Increasing the use of natural gas will mainly come at the expense of coal, a move aimed at meeting climate targets and lowering emissions, something that has become more pressing since New Delhi’s air pollution is now worse than Beijing’s.

In practical terms what this means is that the state oil companies will be spending billions of dollars to build new LNG import terminals and associated gas pipelines.

This will serve to boost India’s natural gas consumption from around 50 billion cubic metres (bcm) currently to around 70 bcm by 2022 and 100 bcm by 2030, according to figures from a government think tank and the Oxford Institute of Energy Studies.

Most of this additional natural gas demand is going to have to be met by imports, given the limitations of expanding domestic output.

India imported around 19.7 million tonnes of LNG in 2016, equivalent to about 26.8 bcm, according to vessel-tracking data in Thomson Reuters Eikon, making the South Asian nation the fourth-largest importer of the super-chilled fuel.

In the first 10 months of this year, India’s LNG imports came to 16.4 million tonnes, putting it on track to at least match last year’s figure.


The steady import performance this year contrasts with the expected surge in demand in a few years time, and it’s this gap that presents a potential dilemma for the Asian LNG market.

Assuming India does actually build its LNG import infrastructure at the pace suggested by the government and the state oil companies, it’s likely that it will be ramping up its natural gas demand at the same time as several other countries in Asia.

China is already increasing its LNG imports as it tries to reduce the amount of coal in its energy mix, and this is a trend likely to accelerate in coming years.

China imported 28.8 million tonnes of LNG in the first 10 months of the year, according to the vessel-tracking data, 45 percent more than the 19.8 million tonnes China bought in the same period in 2016.

But it’s not just China, with Pakistan, Bangladesh, Thailand, Vietnam and the Philippines all building new LNG import infrastructure.

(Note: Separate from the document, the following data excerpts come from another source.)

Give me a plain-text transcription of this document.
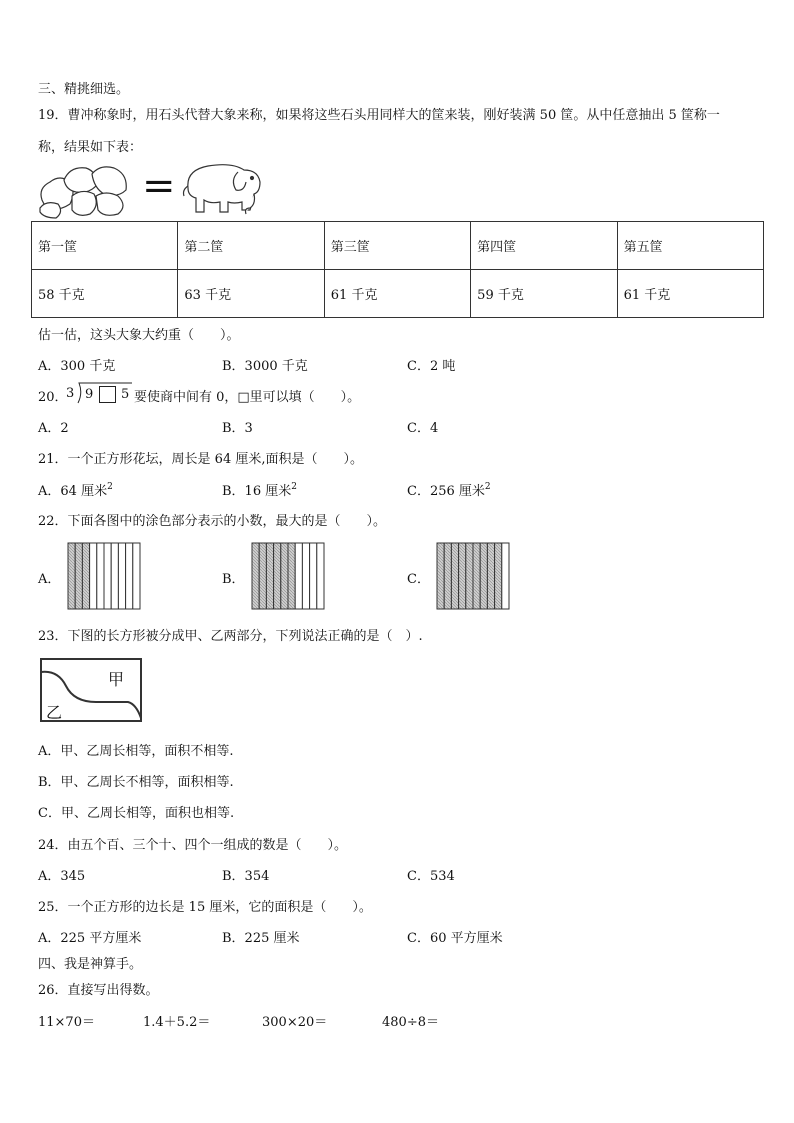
三、精挑细选。
19．曹冲称象时，用石头代替大象来称，如果将这些石头用同样大的筐来装，刚好装满 50 筐。从中任意抽出 5 筐称一
称，结果如下表：
=
第一筐	第二筐	第三筐	第四筐	第五筐
58 千克	63 千克	61 千克	59 千克	61 千克
估一估，这头大象大约重（　　）。
A．300 千克	B．3000 千克	C．2 吨
20．
3 9 5 要使商中间有 0，□里可以填（　　）。
A．2	B．3	C．4
21．一个正方形花坛，周长是 64 厘米,面积是（　　）。
A．64 厘米$^2$	B．16 厘米$^2$	C．256 厘米$^2$
22．下面各图中的涂色部分表示的小数，最大的是（　　）。
A．	B．	C．
23．下图的长方形被分成甲、乙两部分，下列说法正确的是（　）.
甲
乙
A．甲、乙周长相等，面积不相等.
B．甲、乙周长不相等，面积相等.
C．甲、乙周长相等，面积也相等.
24．由五个百、三个十、四个一组成的数是（　　）。
A．345	B．354	C．534
25．一个正方形的边长是 15 厘米，它的面积是（　　）。
A．225 平方厘米	B．225 厘米	C．60 平方厘米
四、我是神算手。
26．直接写出得数。
11×70＝	1.4＋5.2＝	300×20＝	480÷8＝
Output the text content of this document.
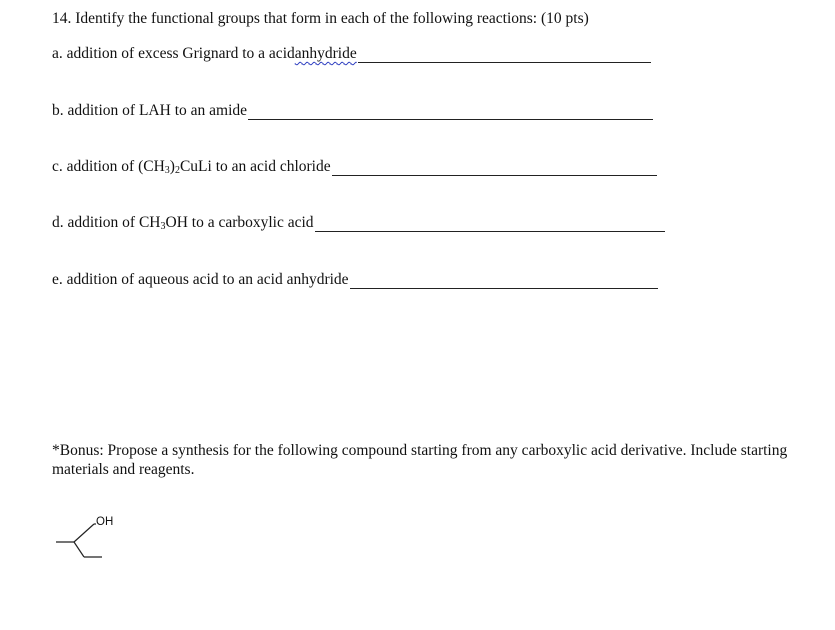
14. Identify the functional groups that form in each of the following reactions: (10 pts)
a. addition of excess Grignard to a acid anhydride
b. addition of LAH to an amide
c. addition of $(CH_3)_2CuLi$ to an acid chloride
d. addition of $CH_3OH$ to a carboxylic acid
e. addition of aqueous acid to an acid anhydride
*Bonus: Propose a synthesis for the following compound starting from any carboxylic acid derivative. Include starting materials and reagents.
OH
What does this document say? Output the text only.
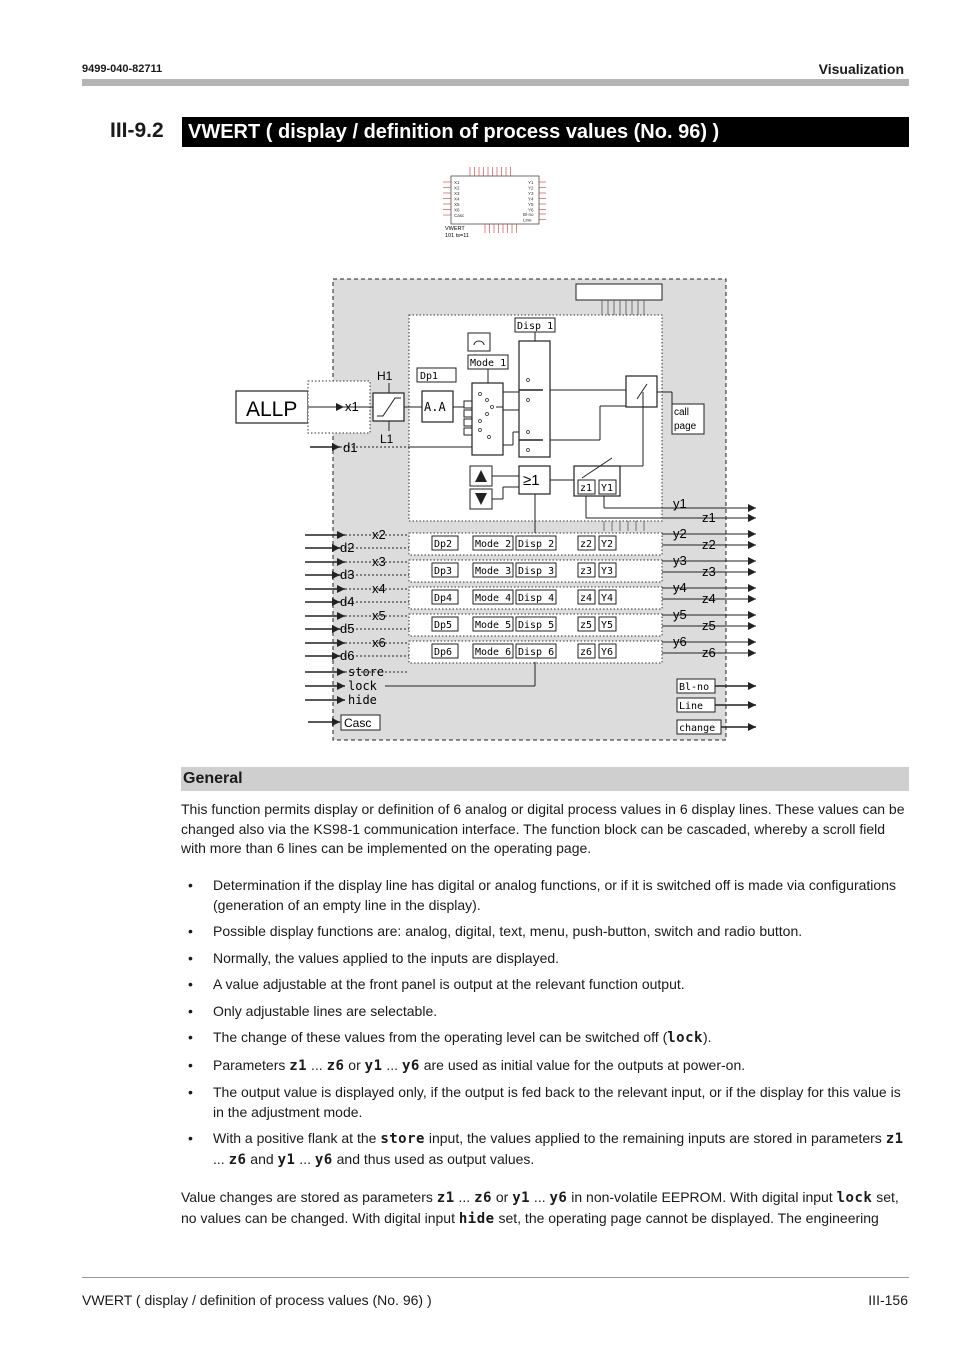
9499-040-82711	Visualization
III-9.2	VWERT ( display / definition of process values (No. 96) )
X1
X2
X3
X4
X5
X6
Casc
Y1
Y2
Y3
Y4
Y5
Y6
Bl-no
Line
VWERT
101 ts=11
ALLP	x1
H1
L1
d1
Dp1
A.A
Mode 1
Disp 1
call
page
≥1	z1 Y1
y1
z1
x2
d2	Dp2 Mode 2 Disp 2	z2 Y2
y2
z2
x3
d3	Dp3 Mode 3 Disp 3	z3 Y3
y3
z3
x4
d4	Dp4 Mode 4 Disp 4	z4 Y4
y4
z4
x5
d5	Dp5 Mode 5 Disp 5	z5 Y5
y5
z5
x6
d6	Dp6 Mode 6 Disp 6	z6 Y6
y6
z6
store
lock
hide
Casc
Bl-no
Line
change
General
This function permits display or definition of 6 analog or digital process values in 6 display lines. These values can be changed also via the KS98-1 communication interface. The function block can be cascaded, whereby a scroll field with more than 6 lines can be implemented on the operating page.
• Determination if the display line has digital or analog functions, or if it is switched off is made via configurations (generation of an empty line in the display).
• Possible display functions are: analog, digital, text, menu, push-button, switch and radio button.
• Normally, the values applied to the inputs are displayed.
• A value adjustable at the front panel is output at the relevant function output.
• Only adjustable lines are selectable.
• The change of these values from the operating level can be switched off (lock).
• Parameters z1 ... z6 or y1 ... y6 are used as initial value for the outputs at power-on.
• The output value is displayed only, if the output is fed back to the relevant input, or if the display for this value is in the adjustment mode.
• With a positive flank at the store input, the values applied to the remaining inputs are stored in parameters z1 ... z6 and y1 ... y6 and thus used as output values.
Value changes are stored as parameters z1 ... z6 or y1 ... y6 in non-volatile EEPROM. With digital input lock set, no values can be changed. With digital input hide set, the operating page cannot be displayed. The engineering
VWERT ( display / definition of process values (No. 96) )	III-156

Add to this the planned imports by traditionally exporting countries like Malaysia, Indonesia and Australia and it becomes clearer that LNG markets are likely to tighten substantially, and in a relatively short time frame around 2021-23.

The problem is that final investment decisions (FIDs) on new LNG plants have fizzled in the past two years, having run at about 10 million to 20 million tonnes per annum for more than a decade previously.

“They have now dried up to 6 million tonnes in 2016 and a questionable 3 million in 2017,” Fereidun Fesharaki, the chairman of consultants FGE, said in a research note received on Nov. 15. “No one is certain whether there will be any FIDs in 2018.”

FGE forecasts that a 20 million tonne surplus of LNG in 2020 will turn to a 50 million tonne deficit by 2025.

That’s a dramatic swing, which if realised will sharply alter the pricing dynamics of LNG.

If LNG prices do rise sharply, it may cut demand for the fuel and make cheaper coal seem attractive enough to outweigh its pollution penalty.

But it also means that LNG project developers may be too late to catch the next boom in demand, given it takes several years to build a greenfield export plant once FID is taken.